Porcupine puffers get big, but they're relatively reef safe - a friend had one in a 120g (he upgraded to a 250g recently), and it's a hilarious big guy. Kind of like a dog!

Sixlines are fun to watch, and really beautiful too. What other fish do you have in the 90?

Sea U Marine should have these fish regularly


----------



## carmenh (Dec 20, 2009)

I would LOVE a porc but I don't realistically expect to upgrade...
Right now there is nothing but hermit crabs in there. Douggie didn't play well with others :-/
I really have to get out to sea u marine...


----------



## conix67 (Jul 27, 2008)

That porcupine puffer in 120G is also on YouTube. Once I find a link, I'll post it.
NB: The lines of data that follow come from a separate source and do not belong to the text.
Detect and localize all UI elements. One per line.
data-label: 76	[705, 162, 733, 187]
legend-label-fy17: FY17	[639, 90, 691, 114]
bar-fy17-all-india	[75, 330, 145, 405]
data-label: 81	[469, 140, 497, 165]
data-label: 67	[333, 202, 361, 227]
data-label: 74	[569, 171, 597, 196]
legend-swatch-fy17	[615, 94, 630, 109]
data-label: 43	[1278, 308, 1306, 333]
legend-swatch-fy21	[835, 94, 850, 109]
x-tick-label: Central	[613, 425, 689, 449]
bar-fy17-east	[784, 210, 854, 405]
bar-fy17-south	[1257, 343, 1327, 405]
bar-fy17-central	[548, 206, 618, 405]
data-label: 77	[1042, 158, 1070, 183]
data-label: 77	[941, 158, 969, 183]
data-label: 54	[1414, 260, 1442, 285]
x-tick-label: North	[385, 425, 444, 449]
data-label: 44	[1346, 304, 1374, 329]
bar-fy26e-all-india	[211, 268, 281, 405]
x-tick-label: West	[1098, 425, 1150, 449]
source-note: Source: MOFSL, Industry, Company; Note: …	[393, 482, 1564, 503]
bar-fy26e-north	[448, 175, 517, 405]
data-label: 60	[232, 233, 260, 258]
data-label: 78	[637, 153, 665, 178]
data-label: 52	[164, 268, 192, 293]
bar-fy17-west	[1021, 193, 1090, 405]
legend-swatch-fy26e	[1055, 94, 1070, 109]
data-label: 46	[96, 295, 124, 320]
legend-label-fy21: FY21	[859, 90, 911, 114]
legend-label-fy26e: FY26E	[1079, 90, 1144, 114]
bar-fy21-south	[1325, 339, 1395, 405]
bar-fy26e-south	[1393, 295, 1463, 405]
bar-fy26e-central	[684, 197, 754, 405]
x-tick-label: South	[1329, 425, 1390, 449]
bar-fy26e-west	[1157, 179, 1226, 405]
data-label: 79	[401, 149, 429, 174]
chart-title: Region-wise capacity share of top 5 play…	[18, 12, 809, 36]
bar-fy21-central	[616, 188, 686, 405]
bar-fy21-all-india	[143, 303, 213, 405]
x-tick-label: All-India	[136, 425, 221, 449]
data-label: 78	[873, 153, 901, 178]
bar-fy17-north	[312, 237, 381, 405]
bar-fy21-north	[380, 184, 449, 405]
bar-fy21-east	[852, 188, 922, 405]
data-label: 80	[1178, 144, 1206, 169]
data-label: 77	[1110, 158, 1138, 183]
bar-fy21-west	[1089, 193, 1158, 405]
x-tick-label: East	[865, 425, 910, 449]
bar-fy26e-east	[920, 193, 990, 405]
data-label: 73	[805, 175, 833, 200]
As for Sixline, here's my experience with it

- it's a nice little fish, but really mean! You'll have hard time adding any other types of wrasse or small fishes once you have one of these guys in your tank, so be careful with it
- mine doesn't touch the flatworms, so it's a hit and miss if you're getting one for flatworm control


----------



## WateraDrop (Nov 16, 2008)

ameekplec. said:


> Sea U Marine should have these fish regularly


Veering a bit off-topic, but SeaUMarine is where my soul belongs right now lol that store is awesome!


----------



## cablemike (Jan 7, 2009)

I have a green spotted puffer in my tank.. they are brackish water but can live in full salt. just need to acclimatize them over a couple of days by bringing the salt level up.. you would need a qt tank..


----------



## carmenh (Dec 20, 2009)

I do have a huge mutant GSP in my other marine (FOWLR) tank but I don't know that I'd trust him with corals, he eats live rock for fun...
But maybe a "normal" gsp... Do you have yours with any other fish? What kind of corals do you have?
After doing lots of reading, I intend to qtine EVERY fish I add to the tank anyhow, it's just too hard to treat with corals/inverts if anything comes in...
Thanks


----------



## freddymp (Jan 15, 2010)

How about pipefish? Some of them can adapt quite well to faster moving water. They are fun to watch when they swim amongst the corals.

Boxfish and cowfish too, although IIRC they really like calmer water - it has been awhile since I kept these.


----------



## carmenh (Dec 20, 2009)

I'll look into pipefish...
Box- and cowfish need a bigger tank, mines only 90g. Otherwise or I'd love to get one!
Thanks!


----------



## cablemike (Jan 7, 2009)

my gsp is little still maybe 1.5 inches long.. he is in with all kinds of corals.. soft and hard corals.. shows no interest.. though he tries to eat the turbo snails but his mouth is still too small.. but he eats frozen mysis now and has no interest in the snails anymore.


----------